É possível adestrar gatos?5 min para ler

Treinar gatos domésticos pode ser um grande desafio para os tutores.

Os gatos domésticos vêm conquistando cada vez mais o seu espaço nas casas (e nas camas) brasileiras. Com o convívio mais próximo, é natural que alguns problemas de relacionamento comecem a aparecer. Ou o gato destrói o sofá ou os tutores percebem que tem xixi pela casa toda. Às vezes, até a visita acaba saindo toda arranhada ou os vizinhos reclamam que a sinfonia de miados é constante. Aí surge a dúvida: é possível adestrar gatos?

Para responder, precisamos primeiro analisar o que as pessoas entendem por adestrar. Se você tem em mente que o adestramento consiste em ensinar comandos do tipo “senta” e “deita”, a resposta é “sim! É possível adestrar gatos”, mas o adestramento vai muito além.

 

O que de fato é “adestrar”?

O adestramento é um trabalho de modificação comportamental de todos os membros que compõem a família (humanos e animais). Por isso, adestrar significa muito mais do que ensinar o animal a sentar e deitar. Os comandos são muito importantes durante o adestramento, mas eles representam apenas uma parte do trabalho. Adestrar envolve uma reeducação do modo como os tutores lidam com o animal, já que muitas vezes os problemas comportamentais ocorrem justamente porque há uma falta de comunicação entre eles.

O humano fala uma língua e o animal fala outra. Por isso, o trabalho do adestrador ou do comportamentalista é tão importante. O profissional é o responsável por facilitar essa comunicação e por reeducar os dois lados.

 

Adestrando gatos

Muitas vezes, os problemas que os tutores de gatos enfrentam com os seus animais nada mais são do que comportamentos naturais da espécie felina, mas que estão mal direcionados dentro do ambiente, ou seja, o gato muitas vezes está fazendo o que muitos fazem: arranhando, caçando, pulando, escalando, marcando território, etc. No entanto, isso nem sempre é bem-aceito pelas pessoas. Por serem muito mais enigmáticos que os cães, os gatos podem até passar uma impressão de que são indiferentes a tudo, mas na verdade eles estão atentos a qualquer movimento.

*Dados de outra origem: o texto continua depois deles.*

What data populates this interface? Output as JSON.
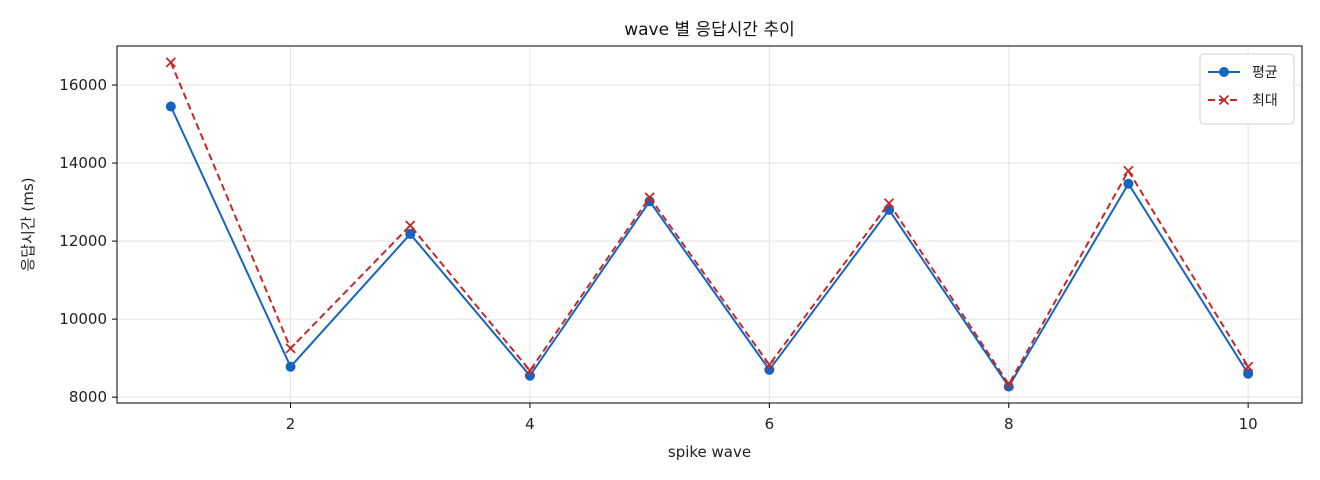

Treinar gatos domésticos não é, digamos assim, um trabalho fácil, já que pode ser um grande desafio para os tutores e até mesmo para alguns profissionais. Por isso é importante que entendamos, em primeiro lugar, que gatos não são cães. Pode parecer óbvio, mas muitos dos nossos hábitos ao lidarmos com gatos são herdados do modo como tratamos os cães. E é aí que as pessoas “erram a mão”!

 

O território é importantíssimo!

Além de predadores de pequenas presas, os gatos domésticos também são presas na Natureza. Isso por si só já justifica os hábitos naturais de escalar, se esconder, enterrar suas fezes e urina, observar o ambiente de cima, entre outros. O objetivo é fugir ou não chamar a atenção de um possível predador.

Por conta disso, quando treinamos um gato não lidamos somente com o animal, modificamos também o seu ambiente para que ele possa ter um território que melhor se adeque às suas necessidades, com arranhadores grandes, prateleiras ou móveis especialmente próximos às janelas (com telas), tocas, esconderijos, entre outros.

 

Muita atenção aos recursos

O território felino é naturalmente dividido por funções. O gato na Natureza separa os ambientes em que ele caça e come, dos que descansa, brinca e faz as suas necessidades. Isso significa que, para melhorar o comportamento dos nossos gatos, devemos pensar também nos recursos que disponibilizamos a eles.

Nossa casa precisa estar dividida em pelo menos três ambientes distintos: alimentação, eliminação e descanso. Essas áreas devem ser separadas umas das outras. Não podemos acumular todos os recursos do gato no mesmo ambiente, ou seja, nada de colocar a caixa de areia ao lado do pote de comida, muito menos junto da caminha.

Para planejar melhor, faça um exercício rápido: desenhe o mapa da sua casa e coloque onde estão todas as coisas do seu gato, como a caminha, comedouro, bebedouro, caixas de areia, brinquedos, arranhadores, prateleiras, etc. Agora, olhe para o papel e veja no mapa o tamanho da residência e onde estão todos estes recursos. Se tudo estiver acumulado em um cantinho ou em um só cômodo, é melhor você começar a reorganização do local, de preferência separando e espalhando os itens pela casa toda.

 

E o treinamento, como fica?

Vamos lembrar novamente que o objetivo de treinar um animal é proporcionar uma modificação comportamental. Entretanto, se o seu gato estiver incomodado com o ambiente em si (e acredite, muitos estão), só de você reorganizar os recursos o nível de estresse dele pode baixar e o comportamento consequentemente mudar.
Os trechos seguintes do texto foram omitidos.